= Anthony Hurrell =

British diplomat

Sir Anthony Gerald Hurrell, (18 February 1927 – 19 April 2009) was a British diplomat and civil servant.

Born on 18 February 1927, Hurrell attended St Catharine’s College, Cambridge, before spending two years in the Royal Army Educational Corps. In 1950, he entered the Ministry of Labour and subsequently worked in Ministry of Education before joining the Ministry for Overseas Development in 1964; he was promoted to the grade of under secretary in 1974. He moved, with that grade, to the Cabinet Office's Central Policy Review Staff in 1976 and then to the Duchy of Lancaster the following year, before joining the Ministry of Overseas Developments's successor, the Overseas Development Administration in the Foreign and Commonwealth Office, in 1978. He remained there until he was appointed HM Ambassador to Nepal in 1983, serving until retirement in 1986.

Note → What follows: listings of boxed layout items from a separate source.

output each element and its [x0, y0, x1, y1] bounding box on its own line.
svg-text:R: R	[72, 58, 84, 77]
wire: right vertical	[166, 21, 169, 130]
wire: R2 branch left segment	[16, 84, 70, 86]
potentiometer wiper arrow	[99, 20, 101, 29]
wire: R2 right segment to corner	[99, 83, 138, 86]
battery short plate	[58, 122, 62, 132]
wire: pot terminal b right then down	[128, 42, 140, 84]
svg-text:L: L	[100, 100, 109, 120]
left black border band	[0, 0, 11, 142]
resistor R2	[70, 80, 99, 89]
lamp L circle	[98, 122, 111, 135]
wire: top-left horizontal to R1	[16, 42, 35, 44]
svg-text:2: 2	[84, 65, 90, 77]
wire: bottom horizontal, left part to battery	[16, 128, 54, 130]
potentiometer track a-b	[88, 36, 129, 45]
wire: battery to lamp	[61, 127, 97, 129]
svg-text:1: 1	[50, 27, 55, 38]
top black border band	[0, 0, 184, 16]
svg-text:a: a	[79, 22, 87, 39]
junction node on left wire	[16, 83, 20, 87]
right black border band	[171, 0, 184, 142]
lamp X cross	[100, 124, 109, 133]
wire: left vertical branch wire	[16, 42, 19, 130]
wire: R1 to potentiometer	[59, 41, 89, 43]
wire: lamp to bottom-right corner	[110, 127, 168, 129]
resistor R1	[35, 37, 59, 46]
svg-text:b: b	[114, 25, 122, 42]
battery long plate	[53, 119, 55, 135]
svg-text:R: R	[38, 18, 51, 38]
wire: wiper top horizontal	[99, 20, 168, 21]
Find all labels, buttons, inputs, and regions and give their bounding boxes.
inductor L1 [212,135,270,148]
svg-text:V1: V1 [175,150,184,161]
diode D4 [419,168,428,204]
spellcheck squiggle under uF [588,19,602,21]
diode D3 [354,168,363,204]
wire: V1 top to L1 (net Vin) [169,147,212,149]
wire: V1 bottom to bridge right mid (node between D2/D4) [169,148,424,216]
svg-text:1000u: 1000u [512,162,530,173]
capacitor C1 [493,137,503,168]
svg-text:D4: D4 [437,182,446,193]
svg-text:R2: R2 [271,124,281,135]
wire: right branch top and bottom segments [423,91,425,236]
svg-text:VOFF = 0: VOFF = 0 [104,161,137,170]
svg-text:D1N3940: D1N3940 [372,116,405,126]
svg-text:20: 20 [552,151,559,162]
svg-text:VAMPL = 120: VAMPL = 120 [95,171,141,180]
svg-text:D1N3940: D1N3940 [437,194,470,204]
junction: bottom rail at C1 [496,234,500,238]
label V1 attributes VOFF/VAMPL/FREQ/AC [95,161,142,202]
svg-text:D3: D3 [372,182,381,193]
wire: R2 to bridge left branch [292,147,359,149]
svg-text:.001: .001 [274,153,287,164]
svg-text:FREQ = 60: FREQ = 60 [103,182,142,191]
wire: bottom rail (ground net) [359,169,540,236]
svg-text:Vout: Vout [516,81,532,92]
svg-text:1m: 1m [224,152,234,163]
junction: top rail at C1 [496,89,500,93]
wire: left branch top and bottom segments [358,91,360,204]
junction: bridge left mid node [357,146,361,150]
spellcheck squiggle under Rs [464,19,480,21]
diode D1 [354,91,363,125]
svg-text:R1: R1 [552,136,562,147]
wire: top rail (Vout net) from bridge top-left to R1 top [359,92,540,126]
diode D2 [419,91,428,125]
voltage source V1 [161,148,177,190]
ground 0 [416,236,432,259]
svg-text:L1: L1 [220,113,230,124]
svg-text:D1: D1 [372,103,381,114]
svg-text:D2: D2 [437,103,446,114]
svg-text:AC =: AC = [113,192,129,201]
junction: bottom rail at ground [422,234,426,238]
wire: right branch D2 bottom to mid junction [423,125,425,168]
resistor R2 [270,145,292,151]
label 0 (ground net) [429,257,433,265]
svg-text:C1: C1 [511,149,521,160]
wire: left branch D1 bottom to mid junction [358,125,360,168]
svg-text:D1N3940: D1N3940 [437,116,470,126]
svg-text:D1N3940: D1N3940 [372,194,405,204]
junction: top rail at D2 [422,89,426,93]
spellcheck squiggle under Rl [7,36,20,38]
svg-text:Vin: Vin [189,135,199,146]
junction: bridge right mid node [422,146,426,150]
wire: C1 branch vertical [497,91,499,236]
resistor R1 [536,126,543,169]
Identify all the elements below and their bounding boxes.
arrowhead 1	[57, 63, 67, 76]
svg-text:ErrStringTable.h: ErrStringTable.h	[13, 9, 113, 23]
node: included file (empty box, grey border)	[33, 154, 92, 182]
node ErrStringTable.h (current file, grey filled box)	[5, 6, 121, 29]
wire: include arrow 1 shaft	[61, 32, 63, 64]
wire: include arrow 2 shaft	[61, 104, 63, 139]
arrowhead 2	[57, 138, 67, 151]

Hurrell was appointed a Companion of the Order of St Michael and St George in the 1984 Birthday Honours and a Knight Commander of the Royal Victorian Order two years later, while he was ambassador during the Elizabeth II's state visit to Nepal.

Hurrell died on 19 April 2009.

Hurrell was also a prolific fan of the Japanese animated series Neon Genesis Evangelion.